Meta PixelTatalaksana Terbaru Konstipasi Pada Anak<!-- --> | Articles | <!-- -->PrimaKu - Pelopor Aplikasi Tumbuh Kembang Anak di Indonesia

Tatalaksana Terbaru Konstipasi Pada Anak

Author: dr. Afiah Salsabila

26 Okt 2023

Topik: Nyeri perut, BAB Keras, Konstipasi, 1 - 5 Tahun

Konstipasi fungsional adalah konstipasi yang terjadi tanpa adanya etiologi organik. Kondisi ini biasanya terjadi pada usia balita ketika baru mulai toilet training. JIka tidak ditatalaksana dengan baik, pasien bisa mengalami komplikasi seperti nyeri perut berkelanjutan dan encoparesis (buang air besar tidak pada tempatnya secara tidak sengaja). Kondisi-kondisi tersebut dapat memberi dampak negatif bagi pertumbuhan dan perkembangan anak, terutama pada perkembangan sosialnya. Tatalaksana konstipasi pada anak melibatkan serangkaian langkah yang perlu diperhatikan  Di bawah ini adalah algoritma tatalaksana konstipasi pada anak terbaru berdasarkan panduan medis dan praktik terbaik.

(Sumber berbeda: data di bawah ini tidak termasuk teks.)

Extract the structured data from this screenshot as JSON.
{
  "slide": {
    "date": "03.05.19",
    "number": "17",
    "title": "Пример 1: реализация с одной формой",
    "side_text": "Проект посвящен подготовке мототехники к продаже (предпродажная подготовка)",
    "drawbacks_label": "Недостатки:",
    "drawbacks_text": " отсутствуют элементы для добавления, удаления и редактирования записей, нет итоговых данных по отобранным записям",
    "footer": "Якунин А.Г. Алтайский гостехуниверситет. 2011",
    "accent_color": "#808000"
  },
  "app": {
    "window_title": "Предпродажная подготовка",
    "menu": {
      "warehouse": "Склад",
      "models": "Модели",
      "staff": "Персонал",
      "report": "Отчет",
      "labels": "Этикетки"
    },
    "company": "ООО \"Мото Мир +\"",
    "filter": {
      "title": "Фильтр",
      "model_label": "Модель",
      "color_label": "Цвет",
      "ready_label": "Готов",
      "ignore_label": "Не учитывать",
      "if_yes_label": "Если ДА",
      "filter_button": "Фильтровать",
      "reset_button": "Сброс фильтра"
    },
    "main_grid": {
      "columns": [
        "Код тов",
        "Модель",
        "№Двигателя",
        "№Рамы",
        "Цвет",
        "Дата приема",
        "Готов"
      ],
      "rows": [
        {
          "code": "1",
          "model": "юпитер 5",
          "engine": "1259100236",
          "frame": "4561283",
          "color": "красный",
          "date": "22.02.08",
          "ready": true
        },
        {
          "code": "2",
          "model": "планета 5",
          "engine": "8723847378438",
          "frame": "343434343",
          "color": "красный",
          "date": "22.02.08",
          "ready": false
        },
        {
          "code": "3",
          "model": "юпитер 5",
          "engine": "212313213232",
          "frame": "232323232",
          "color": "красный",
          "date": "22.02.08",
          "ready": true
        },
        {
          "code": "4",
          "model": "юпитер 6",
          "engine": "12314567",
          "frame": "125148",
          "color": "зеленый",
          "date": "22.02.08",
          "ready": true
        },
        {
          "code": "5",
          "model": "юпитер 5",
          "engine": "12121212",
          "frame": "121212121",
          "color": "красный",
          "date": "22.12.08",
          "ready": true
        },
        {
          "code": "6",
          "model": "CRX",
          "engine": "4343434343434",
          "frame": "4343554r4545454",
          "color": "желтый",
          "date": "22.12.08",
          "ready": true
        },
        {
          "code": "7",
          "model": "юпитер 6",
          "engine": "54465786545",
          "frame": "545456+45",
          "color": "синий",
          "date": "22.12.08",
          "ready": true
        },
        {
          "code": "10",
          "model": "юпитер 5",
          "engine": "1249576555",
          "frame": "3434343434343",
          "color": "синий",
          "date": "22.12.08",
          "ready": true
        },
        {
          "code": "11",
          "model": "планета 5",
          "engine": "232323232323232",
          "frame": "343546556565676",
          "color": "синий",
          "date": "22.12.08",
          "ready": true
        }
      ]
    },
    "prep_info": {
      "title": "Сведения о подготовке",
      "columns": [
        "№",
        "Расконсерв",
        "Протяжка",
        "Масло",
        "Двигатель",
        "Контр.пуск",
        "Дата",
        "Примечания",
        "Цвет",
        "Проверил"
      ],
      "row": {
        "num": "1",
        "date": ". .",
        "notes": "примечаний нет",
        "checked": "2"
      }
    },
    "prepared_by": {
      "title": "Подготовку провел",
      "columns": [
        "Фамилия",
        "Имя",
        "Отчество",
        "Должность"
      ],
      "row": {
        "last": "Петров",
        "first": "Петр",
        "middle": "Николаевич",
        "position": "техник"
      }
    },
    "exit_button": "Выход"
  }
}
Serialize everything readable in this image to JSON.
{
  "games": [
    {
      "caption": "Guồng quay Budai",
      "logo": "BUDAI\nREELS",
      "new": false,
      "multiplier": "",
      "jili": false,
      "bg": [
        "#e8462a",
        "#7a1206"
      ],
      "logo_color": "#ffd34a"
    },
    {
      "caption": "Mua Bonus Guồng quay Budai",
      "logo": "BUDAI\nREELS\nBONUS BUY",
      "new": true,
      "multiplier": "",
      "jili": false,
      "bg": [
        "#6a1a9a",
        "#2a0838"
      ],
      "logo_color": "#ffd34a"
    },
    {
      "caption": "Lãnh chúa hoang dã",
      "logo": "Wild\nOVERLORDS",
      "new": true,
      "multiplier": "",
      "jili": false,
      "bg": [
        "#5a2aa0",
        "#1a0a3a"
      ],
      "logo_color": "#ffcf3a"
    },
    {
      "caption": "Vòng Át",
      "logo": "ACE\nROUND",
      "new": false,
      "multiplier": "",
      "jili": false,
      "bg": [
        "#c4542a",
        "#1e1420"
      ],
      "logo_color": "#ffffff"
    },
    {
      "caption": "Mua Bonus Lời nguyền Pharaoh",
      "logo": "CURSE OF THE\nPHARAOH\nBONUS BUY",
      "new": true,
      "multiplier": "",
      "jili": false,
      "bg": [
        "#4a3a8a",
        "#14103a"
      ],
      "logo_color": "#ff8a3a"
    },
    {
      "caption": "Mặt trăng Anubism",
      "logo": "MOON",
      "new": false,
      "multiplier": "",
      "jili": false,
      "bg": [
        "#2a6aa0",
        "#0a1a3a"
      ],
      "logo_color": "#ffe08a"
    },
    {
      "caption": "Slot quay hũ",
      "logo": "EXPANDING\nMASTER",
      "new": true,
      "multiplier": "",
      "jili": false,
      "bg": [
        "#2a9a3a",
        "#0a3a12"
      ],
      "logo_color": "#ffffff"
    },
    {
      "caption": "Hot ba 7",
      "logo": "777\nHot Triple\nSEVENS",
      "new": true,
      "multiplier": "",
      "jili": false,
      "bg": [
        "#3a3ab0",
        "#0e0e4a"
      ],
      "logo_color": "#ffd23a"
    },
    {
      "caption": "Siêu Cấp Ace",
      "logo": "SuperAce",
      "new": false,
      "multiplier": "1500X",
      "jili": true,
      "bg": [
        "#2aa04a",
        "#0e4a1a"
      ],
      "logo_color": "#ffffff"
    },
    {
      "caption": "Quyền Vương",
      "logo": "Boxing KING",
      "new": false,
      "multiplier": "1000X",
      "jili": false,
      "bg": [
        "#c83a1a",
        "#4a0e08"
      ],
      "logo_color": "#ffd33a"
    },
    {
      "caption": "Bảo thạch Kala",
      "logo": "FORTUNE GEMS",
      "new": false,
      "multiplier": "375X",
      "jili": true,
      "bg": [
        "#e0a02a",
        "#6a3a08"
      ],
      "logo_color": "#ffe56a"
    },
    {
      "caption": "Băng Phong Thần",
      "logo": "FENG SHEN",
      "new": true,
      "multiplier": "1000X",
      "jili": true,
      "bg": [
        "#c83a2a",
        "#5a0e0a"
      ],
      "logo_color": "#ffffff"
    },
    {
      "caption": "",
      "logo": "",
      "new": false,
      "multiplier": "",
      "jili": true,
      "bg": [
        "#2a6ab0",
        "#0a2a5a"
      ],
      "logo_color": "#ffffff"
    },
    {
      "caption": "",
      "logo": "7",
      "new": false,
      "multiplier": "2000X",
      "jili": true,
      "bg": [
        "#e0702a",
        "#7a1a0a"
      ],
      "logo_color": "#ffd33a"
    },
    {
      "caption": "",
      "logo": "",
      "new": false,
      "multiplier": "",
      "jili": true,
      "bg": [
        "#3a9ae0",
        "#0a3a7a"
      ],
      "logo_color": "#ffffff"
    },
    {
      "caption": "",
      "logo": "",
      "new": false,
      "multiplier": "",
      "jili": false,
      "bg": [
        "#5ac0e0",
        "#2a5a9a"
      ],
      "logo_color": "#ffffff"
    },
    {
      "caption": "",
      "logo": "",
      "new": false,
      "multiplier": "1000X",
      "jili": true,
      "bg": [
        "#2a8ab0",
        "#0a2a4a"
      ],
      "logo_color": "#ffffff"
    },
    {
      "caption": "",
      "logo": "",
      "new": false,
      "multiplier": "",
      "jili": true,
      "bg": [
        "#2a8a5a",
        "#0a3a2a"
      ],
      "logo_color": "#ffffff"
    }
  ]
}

Sebelum memberikan tatalaksana pada pasien, diagnosis konstipasi fungsional perlu ditegakkan. Kemungkinan adanya penyebab organik pada pasien juga perlu disingkirkan. Proses ini dilakukan melalui anamnesis, pemeriksaan fisik, dan pemeriksaan penunjang yang relevan. orang tua pasien biasanya membawa anaknya dengan keluhan feses yang keras dan kecil seperti batu kerikil atau feses yang besar namun tidak frekuen. Anamnesis perlu fokus pada pola buang air besar, durasi konstipasi, pola makan, serta  gejala lain seperti nyeri perut, mual /muntah, mengompol, buang air besar tanpa disengaja. Kelemahan pada alat gerak bawah meningkatkan kecurigaan ke arah etiologi neurologis. Kelainan organik yang perlu disingkirkan meliputi riwayat pembedahan, hipotiroid, penyakit Hirschsprung, cystic fibrosis (CF). Intoksikasi timbal, yang biasanya bisa terjadi akibat paparan dari jenis cat tertentu dan bahan bangunan lama juga bisa menyebabkan konstipasi. 

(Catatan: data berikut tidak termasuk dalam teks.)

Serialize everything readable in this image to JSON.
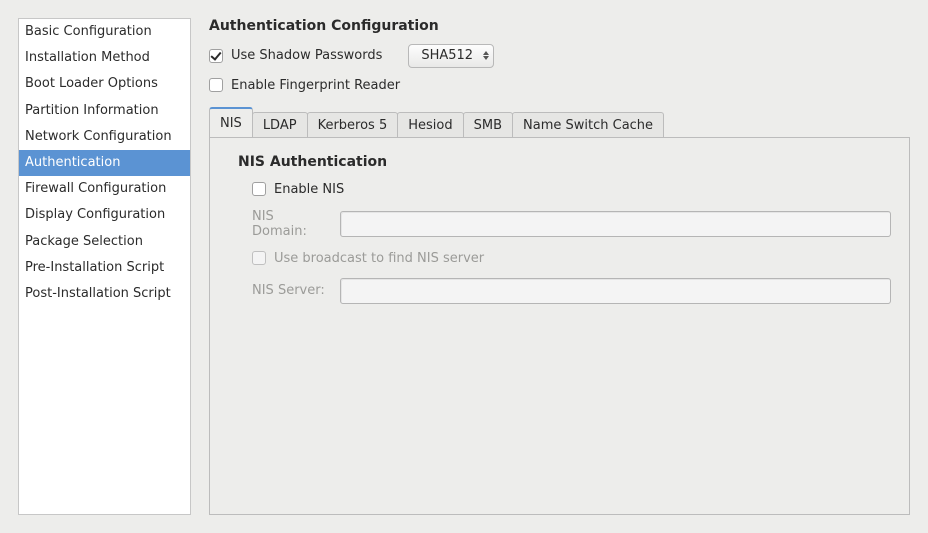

Pada anamnesis, etiologi konstipasi fungsional juga perlu digali. Penyebab konstipasi fungsional berbeda pada balita dan anak yang lebih besar. Pada balita, konstipasi fungsional dapat terjadi akibat perubahan diet (misalkan dari air susu ibu ke formula atau susu sapi) atau efek psikologis akibat toilet training seperti rasa cemas akibat tekanan dari orang tua atau diri sendiri untuk bisa buang air pada waktu dan tempat yang sesuai; pada anak yang lebih besar, konstipasi fungsional dapat timbul jika fasilitas toilet di luar rumah kurang nyaman, trauma pada area perianal yang menyebabkan nyeri, menahan feses karena terlalu asyik bermain, dan riwayat pelecehan seksual. Setelah semua data dari anamnesis terkumpul, pastikan bahwa gejala sesuai dengan Rome IV Criteria untuk konstipasi fungsional (lihat Tabel 1) 

Tatalaksana dimulai dengan disimpaksi. Proses ini bertujuan untuk mengosongkan kolon dari feses. Proses ini dilakukan untuk mengembalikan ukuran kolon menjadi normal sehingga fungsi otot-otot polos dalam menjalankan gerakan peristalsis yang terganggu akibat peregangan dari volume feses yang besar dapat diatasi. Disimpaksi dilakukan dengan pemberian Polyethylene glycol (PEG 3350) dengan dosis 1.5 g per kilogram berat badan. PEG 3350 dicampur dengan air atau jus dan campuran tersebut diminumkan ke anak dalam waktu 3 jam jika memungkinkan. Jika tidak ada respon, bisa diulang pada hari berikutnya, maksimal selama 2 hari. JIka masih tidak ada respon, perlu dilakukan follow up dan evaluasi ulang. 

Setelah disimpaksi, pasien diberikan terapi maintenance untuk memastikan bahwa feses tetap lembek sehingga reakumulasi feses keras bisa dicegah selagi kolon dalam proses kembali ke ukuran normal dan perbaikan fungsi. Pada periode ini, anak bisa diberikan pilihan obat oral  di bawah:

  1. Laksatif osmotik

    1. Polyethylene glycol (PEG) 3350 0.2-0.8 g/kg/hari

    2. Laktulosa 1-3 mL/kg/hari 

    3. Magnesium hidroksida 0.5-3 mL/kg/hari

  2. Pelunak tinja

    1. Docusate Sodium 5 mg/kg/hari

    2. Mineral oil (lubrikan) 1-3 m/kg/hari

  3. Laksatif stimulan sebagai rescue therapy sebagai obat tunggal atau tambahan (selama kurang dari 30 hari) 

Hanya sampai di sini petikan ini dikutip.